On Apr 20, 2010, at 12:55 PM, Joe Abley wrote:

> 
> On 2010-04-20, at 15:31, Roger Marquis wrote:
> 
>> If this were really an issue I'd expect my nieces and nephews, all of whom 
>> are big
>> game players, would have mentioned it.  They haven't though, despite being 
>> behind
>> cheap NATing CPE from D-Link and Netgear.
> 
> I have heard it said before that there is significant cooperation and/or 
> software engineering work between some or all of those who make residential 
> gateways and those who make multi-player games to achieve this end result. 

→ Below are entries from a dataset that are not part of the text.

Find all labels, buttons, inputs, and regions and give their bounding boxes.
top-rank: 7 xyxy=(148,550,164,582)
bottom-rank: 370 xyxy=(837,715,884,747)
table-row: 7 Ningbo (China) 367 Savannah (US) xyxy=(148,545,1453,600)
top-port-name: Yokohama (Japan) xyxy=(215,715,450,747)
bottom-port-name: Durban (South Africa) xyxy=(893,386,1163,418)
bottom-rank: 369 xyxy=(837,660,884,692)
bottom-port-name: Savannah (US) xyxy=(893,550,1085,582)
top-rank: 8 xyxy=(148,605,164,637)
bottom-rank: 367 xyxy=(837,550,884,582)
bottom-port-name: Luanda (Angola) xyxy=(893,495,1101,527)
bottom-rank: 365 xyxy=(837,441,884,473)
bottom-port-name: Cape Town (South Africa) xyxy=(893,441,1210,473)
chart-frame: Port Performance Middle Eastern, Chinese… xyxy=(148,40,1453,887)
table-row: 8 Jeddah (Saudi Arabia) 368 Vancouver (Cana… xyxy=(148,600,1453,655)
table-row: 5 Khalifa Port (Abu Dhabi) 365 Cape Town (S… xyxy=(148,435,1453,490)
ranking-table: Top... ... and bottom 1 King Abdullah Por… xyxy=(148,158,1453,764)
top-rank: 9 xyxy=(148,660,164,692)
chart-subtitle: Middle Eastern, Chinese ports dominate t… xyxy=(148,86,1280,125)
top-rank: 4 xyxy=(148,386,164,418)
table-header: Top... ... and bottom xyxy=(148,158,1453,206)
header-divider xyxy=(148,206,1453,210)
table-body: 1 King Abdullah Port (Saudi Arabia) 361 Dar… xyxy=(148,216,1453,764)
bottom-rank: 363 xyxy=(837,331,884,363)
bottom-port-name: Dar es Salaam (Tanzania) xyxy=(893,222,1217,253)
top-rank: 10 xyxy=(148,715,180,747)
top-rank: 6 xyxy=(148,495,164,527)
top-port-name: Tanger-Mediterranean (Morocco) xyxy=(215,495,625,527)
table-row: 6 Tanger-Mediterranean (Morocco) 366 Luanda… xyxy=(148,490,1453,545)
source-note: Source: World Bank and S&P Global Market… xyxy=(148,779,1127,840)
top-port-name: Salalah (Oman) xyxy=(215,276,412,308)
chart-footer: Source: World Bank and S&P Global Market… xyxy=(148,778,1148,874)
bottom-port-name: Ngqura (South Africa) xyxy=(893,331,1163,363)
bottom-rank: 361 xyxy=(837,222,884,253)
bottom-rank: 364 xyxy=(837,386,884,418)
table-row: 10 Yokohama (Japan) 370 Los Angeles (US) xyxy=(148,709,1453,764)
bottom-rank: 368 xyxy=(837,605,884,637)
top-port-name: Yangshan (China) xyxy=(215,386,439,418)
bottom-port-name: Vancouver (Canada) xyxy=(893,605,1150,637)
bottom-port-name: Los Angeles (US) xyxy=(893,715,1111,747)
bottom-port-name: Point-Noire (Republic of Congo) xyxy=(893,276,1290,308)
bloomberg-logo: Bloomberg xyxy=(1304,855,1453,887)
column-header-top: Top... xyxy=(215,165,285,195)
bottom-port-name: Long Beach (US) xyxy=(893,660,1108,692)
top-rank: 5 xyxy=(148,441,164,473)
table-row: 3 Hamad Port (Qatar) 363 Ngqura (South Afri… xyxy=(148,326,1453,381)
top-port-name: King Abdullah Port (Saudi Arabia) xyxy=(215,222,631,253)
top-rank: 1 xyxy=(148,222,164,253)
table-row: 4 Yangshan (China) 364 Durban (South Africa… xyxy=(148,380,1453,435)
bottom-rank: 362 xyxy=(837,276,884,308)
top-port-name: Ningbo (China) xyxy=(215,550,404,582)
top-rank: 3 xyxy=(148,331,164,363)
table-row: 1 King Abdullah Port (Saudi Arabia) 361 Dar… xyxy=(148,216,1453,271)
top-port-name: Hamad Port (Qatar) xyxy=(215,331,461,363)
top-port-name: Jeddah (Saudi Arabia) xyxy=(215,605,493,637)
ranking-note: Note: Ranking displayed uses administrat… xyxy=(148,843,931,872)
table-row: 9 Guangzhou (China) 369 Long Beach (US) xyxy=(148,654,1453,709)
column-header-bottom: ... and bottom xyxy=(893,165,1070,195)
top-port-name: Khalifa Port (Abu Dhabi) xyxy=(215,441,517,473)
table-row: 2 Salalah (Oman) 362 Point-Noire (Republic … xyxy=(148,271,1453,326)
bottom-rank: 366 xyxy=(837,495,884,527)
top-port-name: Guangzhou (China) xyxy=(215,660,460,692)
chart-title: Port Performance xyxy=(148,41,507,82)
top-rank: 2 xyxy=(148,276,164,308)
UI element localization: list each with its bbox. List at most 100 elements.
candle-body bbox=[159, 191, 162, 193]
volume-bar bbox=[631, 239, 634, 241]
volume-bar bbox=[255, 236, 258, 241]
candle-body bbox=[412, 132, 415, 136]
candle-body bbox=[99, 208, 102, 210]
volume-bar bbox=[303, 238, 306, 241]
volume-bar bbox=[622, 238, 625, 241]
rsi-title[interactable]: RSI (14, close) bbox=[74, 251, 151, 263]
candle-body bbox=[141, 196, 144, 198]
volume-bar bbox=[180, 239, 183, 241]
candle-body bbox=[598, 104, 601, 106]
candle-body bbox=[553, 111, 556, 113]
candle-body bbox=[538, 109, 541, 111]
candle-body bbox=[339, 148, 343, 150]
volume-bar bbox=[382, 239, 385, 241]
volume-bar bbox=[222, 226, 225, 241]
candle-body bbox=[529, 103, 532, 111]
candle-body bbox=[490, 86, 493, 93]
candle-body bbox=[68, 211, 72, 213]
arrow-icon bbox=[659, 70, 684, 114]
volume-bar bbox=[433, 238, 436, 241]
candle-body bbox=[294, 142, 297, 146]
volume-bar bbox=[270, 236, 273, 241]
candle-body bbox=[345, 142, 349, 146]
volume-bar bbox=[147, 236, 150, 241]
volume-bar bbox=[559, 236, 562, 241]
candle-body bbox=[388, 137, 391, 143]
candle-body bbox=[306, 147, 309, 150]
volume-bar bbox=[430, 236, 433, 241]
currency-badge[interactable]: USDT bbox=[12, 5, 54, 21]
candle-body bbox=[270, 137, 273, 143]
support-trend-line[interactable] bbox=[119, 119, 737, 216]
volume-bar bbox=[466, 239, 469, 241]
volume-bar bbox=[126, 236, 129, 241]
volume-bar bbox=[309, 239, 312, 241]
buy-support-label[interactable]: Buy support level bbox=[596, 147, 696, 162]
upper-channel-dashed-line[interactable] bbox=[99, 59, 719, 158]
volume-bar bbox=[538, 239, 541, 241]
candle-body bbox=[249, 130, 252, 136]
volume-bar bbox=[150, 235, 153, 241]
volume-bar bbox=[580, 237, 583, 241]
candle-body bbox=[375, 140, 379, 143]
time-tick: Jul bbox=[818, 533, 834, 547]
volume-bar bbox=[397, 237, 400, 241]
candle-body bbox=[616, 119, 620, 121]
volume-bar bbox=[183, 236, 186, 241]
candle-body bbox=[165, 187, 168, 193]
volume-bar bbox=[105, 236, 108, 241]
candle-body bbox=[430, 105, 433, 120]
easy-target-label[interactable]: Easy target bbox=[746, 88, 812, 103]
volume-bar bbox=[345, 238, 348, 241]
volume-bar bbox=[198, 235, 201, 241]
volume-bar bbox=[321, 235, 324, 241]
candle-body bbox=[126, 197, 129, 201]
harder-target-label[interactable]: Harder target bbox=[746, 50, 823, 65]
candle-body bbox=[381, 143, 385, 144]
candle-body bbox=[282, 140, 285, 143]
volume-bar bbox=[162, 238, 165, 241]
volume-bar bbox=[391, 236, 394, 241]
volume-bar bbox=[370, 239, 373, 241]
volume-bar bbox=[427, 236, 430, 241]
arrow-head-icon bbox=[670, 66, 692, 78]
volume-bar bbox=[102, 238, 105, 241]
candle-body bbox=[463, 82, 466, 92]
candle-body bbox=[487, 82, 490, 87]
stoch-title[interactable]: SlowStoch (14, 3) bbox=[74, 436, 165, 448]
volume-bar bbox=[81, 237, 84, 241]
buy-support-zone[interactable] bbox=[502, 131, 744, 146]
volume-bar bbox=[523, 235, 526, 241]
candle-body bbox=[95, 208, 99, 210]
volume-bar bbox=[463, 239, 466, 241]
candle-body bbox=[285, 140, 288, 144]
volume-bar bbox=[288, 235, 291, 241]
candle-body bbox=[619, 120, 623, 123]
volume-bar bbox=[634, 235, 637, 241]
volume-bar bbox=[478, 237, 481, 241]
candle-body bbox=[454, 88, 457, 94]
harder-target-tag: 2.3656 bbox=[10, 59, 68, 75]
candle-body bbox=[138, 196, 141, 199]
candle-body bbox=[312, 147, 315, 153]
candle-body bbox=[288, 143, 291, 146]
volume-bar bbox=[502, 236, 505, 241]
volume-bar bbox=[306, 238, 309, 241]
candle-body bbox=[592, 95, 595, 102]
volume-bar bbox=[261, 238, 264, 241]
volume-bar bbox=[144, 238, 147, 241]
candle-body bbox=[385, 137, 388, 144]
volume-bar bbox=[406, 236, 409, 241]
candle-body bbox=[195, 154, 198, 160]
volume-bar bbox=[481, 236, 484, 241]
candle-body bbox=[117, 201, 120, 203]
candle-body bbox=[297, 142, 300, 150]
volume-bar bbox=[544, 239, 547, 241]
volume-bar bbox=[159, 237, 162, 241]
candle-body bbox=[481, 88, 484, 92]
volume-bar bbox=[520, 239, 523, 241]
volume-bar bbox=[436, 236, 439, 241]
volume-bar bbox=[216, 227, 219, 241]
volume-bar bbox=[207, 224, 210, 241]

> The opinion I heard vocalised at the time was that it would have been a lot 
> easier to reach this state of affairs if there had been standardisation of 
> NAT in v4 at an early stage. As it is, peer-to-peer apps like games require 
> significant if-then-else to make anything work.
> 
The fact that they work is usually due to uPNP or another inbound NAT-T 
solution.  All of these will be very unlikely to work in an LSN environment. 
None of them work in a multilayer NAT environment.

>> Address conservation aside, the main selling point of NAT is its filtering 
>> of inbound
>> session requests.
> 
> If that was all that was required, you could sell a stateful firewall that 
> didn't do NAT, and everybody would buy that instead because it would make 
> things like iChat AV break less. Apparently there are other reasons to buy 
> and sell devices that NAT (e.g. my ISP gives me one address, but the laptop 
> and the Wii both want to use the internet).
> 
In IPv4, yes, there are other reasons.  (Address conservation).  In IPv6, it 
shouldn't be a problem to sell a stateful firewall that doesn't do NAT.